Al link che riportiamo di seguito

http://www.ncbi.nlm.nih.gov/pubmed/25314828

abbiamo trovato un interessante articolo riguardante la rimozione manuale delle penne addette al volo in alcuni esemplari di Gheppio americano (Falco sparverius).  Lo studio, condotto da Delnatte, Lair, Beauchamp e Fitzgerald, prendeva in esame esemplari da riabilitare al volo dopo danni al piumaggio. L’asportazione di quattro penne tra remiganti primarie, secondarie e timoniere, in 10 esemplari di Gheppio in anestesia, era teso a verificare l’efficacia dell’operazione per la ricrescita del piumaggio senza attendere la muta.

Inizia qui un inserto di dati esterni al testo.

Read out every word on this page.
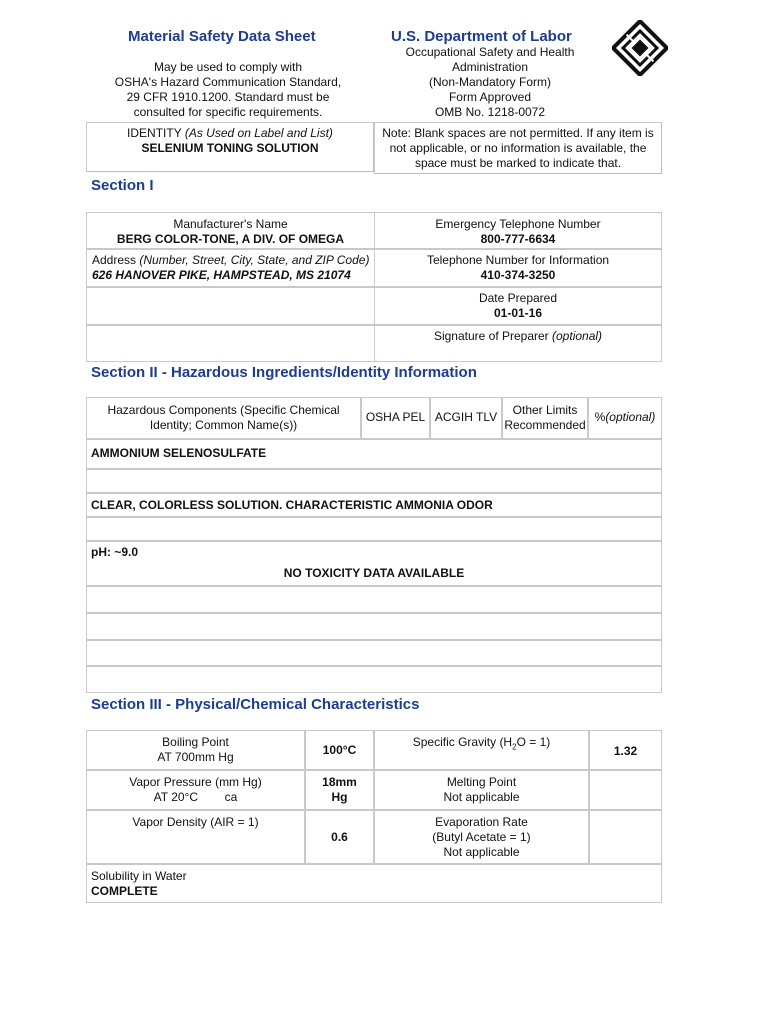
Material Safety Data Sheet
May be used to comply with
OSHA's Hazard Communication Standard,
29 CFR 1910.1200. Standard must be
consulted for specific requirements.
U.S. Department of Labor
Occupational Safety and Health
Administration
(Non-Mandatory Form)
Form Approved
OMB No. 1218-0072
IDENTITY (As Used on Label and List)
SELENIUM TONING SOLUTION
Note: Blank spaces are not permitted. If any item is
not applicable, or no information is available, the
space must be marked to indicate that.
Section I
Manufacturer's Name
BERG COLOR-TONE, A DIV. OF OMEGA
Emergency Telephone Number
800-777-6634
Address (Number, Street, City, State, and ZIP Code)
626 HANOVER PIKE, HAMPSTEAD, MS 21074
Telephone Number for Information
410-374-3250
Date Prepared
01-01-16
Signature of Preparer (optional)
Section II - Hazardous Ingredients/Identity Information
Hazardous Components (Specific Chemical
Identity; Common Name(s))
OSHA PEL ACGIH TLV	Other Limits
Recommended
%(optional)
AMMONIUM SELENOSULFATE
CLEAR, COLORLESS SOLUTION. CHARACTERISTIC AMMONIA ODOR
pH: ~9.0
NO TOXICITY DATA AVAILABLE
Section III - Physical/Chemical Characteristics
Boiling Point
AT 700mm Hg	100°C
Specific Gravity $(H_2O = 1)$
1.32
Vapor Pressure (mm Hg)
AT 20°C        ca
18mm
Hg
Melting Point
Not applicable
Vapor Density (AIR = 1)
0.6
Evaporation Rate
(Butyl Acetate = 1)
Not applicable
Solubility in Water
COMPLETE
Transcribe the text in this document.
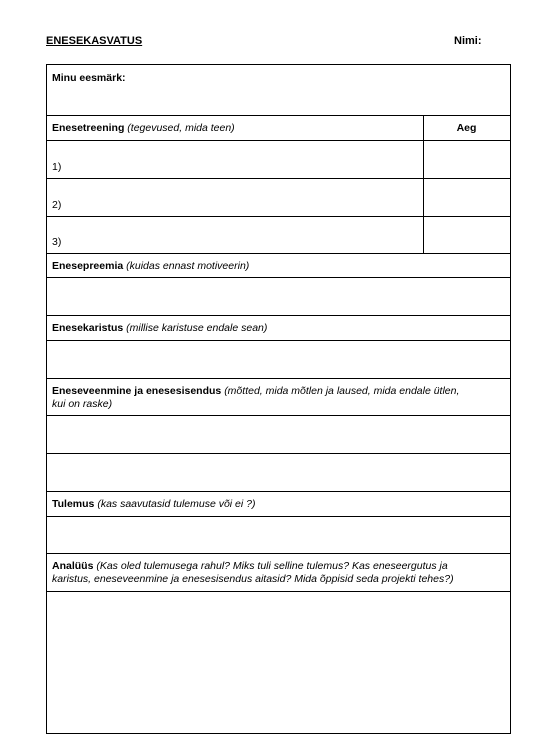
ENESEKASVATUS	Nimi:
Minu eesmärk:
Enesetreening (tegevused, mida teen)	Aeg
1)
2)
3)
Enesepreemia (kuidas ennast motiveerin)
Enesekaristus (millise karistuse endale sean)
Eneseveenmine ja enesesisendus (mõtted, mida mõtlen ja laused, mida endale ütlen,
kui on raske)
Tulemus (kas saavutasid tulemuse või ei ?)
Analüüs (Kas oled tulemusega rahul? Miks tuli selline tulemus? Kas eneseergutus ja
karistus, eneseveenmine ja enesesisendus aitasid? Mida õppisid seda projekti tehes?)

I dati sperimentali hanno portato sensibili differenze in base alla zona di prelievo: entro i 4 mesi successivi, seppure invernali, infatti, si è avuta la ricrescita rispettivamente del 95% delle timoniere, del 30% delle secondarie e dello 0% delle primarie.

Le deduzioni che derivano da questo studio possono avere alto valore di interesse nella nostra disciplina in quanto, in caso di necessità, soprattutto per quanto concerne il piumaggio della coda, è possibile sostituire le penne per semplice rimozione, senza quindi perdere interamente la stagione venatoria in attesa della regolare muta.